Isn't it about time to wake up and smell the polymorphic worm-infested coffee?

Suppose that ILM becomes reality and a network of ILM servers control and manage critical information throughout the enterprise. A hacker couldn't ask for a richer target. Stealing intellectual property for extortion or industrial espionage would no longer require time-consuming snooping or risky server break-ins.

Rather, if the bad guys can compromise the ILM servers, they can gain access to oodles of valuable corporate information in a single attack. This is a serious problem. According to the 2003 survey conducted by Computer Security Institute (CSI) and the Federal Bureau of Investigation, theft of intellectual property caused a greater financial loss than any other type of security incident. Without ILM security, the study's numbers ought to skyrocket.

A disgruntled employee intent on causing disruption to a business would simply launch a denial-of-service attack against the ILM network and take the corporate information offline preventing access to data. Not to belabor the obvious but a high-priced ILM infrastructure obviously does not deliver much value when no one can access information.

Why has the storage industry dropped the security ball with ILM?

The nightmare scenario features an ILM logic bomb that corrupts random files on a regular basis over several months. It would slowly damage more and more business information, and a lot of important data would get wiped out by the time the attack got discovered. Because this kind of attack would have lasted so long, the backups would be useless and result in days--if not weeks--of downtime. Users complain when the e-mail system is down for an hour. Imagine what customers would do when the ILM infrastructure is offline for a week. Better have the lawyers ready.

There are other fundamental ILM security shortcomings, such as the lack of any plans for strong authentication, data encryption, key management, information access and usage policies. I could go on all day, but you get the point.
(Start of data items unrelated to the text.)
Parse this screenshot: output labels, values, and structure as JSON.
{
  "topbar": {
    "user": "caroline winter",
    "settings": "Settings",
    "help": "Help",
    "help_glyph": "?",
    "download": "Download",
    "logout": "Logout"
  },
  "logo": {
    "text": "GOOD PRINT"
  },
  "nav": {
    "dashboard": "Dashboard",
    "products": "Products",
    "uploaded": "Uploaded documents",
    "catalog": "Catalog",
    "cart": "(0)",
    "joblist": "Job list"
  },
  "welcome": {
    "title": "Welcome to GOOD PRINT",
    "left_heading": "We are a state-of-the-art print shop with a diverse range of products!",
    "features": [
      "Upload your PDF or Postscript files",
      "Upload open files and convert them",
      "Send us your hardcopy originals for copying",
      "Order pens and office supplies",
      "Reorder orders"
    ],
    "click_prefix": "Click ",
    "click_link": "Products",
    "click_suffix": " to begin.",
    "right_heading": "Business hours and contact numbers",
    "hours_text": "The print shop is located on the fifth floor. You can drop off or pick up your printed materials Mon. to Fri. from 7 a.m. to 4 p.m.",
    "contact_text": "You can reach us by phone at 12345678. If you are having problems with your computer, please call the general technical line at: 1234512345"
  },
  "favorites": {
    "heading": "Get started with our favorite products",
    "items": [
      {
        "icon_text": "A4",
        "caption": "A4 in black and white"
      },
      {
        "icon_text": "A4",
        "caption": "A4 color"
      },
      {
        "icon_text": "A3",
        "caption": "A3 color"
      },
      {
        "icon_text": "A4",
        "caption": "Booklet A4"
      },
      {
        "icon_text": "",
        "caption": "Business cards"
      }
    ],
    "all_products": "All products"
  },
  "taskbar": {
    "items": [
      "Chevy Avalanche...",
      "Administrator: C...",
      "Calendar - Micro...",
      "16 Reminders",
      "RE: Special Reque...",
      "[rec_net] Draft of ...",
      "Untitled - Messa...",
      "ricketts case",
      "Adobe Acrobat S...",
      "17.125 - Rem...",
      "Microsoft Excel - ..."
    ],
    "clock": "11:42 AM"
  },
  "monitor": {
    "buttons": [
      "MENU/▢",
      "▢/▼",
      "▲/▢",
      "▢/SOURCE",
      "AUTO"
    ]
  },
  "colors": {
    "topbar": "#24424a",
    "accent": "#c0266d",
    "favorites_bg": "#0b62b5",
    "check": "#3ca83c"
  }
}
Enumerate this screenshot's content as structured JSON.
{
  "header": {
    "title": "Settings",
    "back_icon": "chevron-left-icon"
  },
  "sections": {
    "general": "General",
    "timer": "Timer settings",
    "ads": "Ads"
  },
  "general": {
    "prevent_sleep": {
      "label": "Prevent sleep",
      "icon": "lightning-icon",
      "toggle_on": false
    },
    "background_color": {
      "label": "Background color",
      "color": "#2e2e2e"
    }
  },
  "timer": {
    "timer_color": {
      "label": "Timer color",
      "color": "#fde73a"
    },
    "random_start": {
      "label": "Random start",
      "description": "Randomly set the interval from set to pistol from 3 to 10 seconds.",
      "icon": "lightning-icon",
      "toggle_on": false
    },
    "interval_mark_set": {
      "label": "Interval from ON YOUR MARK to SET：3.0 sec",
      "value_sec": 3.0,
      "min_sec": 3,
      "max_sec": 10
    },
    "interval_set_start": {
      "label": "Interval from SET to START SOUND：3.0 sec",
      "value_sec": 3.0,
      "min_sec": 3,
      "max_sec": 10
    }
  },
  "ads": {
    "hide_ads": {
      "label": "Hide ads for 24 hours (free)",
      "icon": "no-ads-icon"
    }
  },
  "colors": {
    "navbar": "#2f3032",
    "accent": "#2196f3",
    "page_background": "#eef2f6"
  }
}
Oddly enough, while the storage folks have co-opted the ILM moniker for automated storage, the term has also gained popularity within a security niche called enterprise Data Rights Management (eDRM). Vendors like Authentica, Liquid Machines, Tablus and Verdasys enforce controls on information to prevent would-be sleazebag employees from saving the top-secret product plans to CD-ROM and selling them to a rival. This seems like a pretty important part of information lifecycle to me. Might not be a bad idea for the storage and eDRM guys to get together and kibbitz about a joint future?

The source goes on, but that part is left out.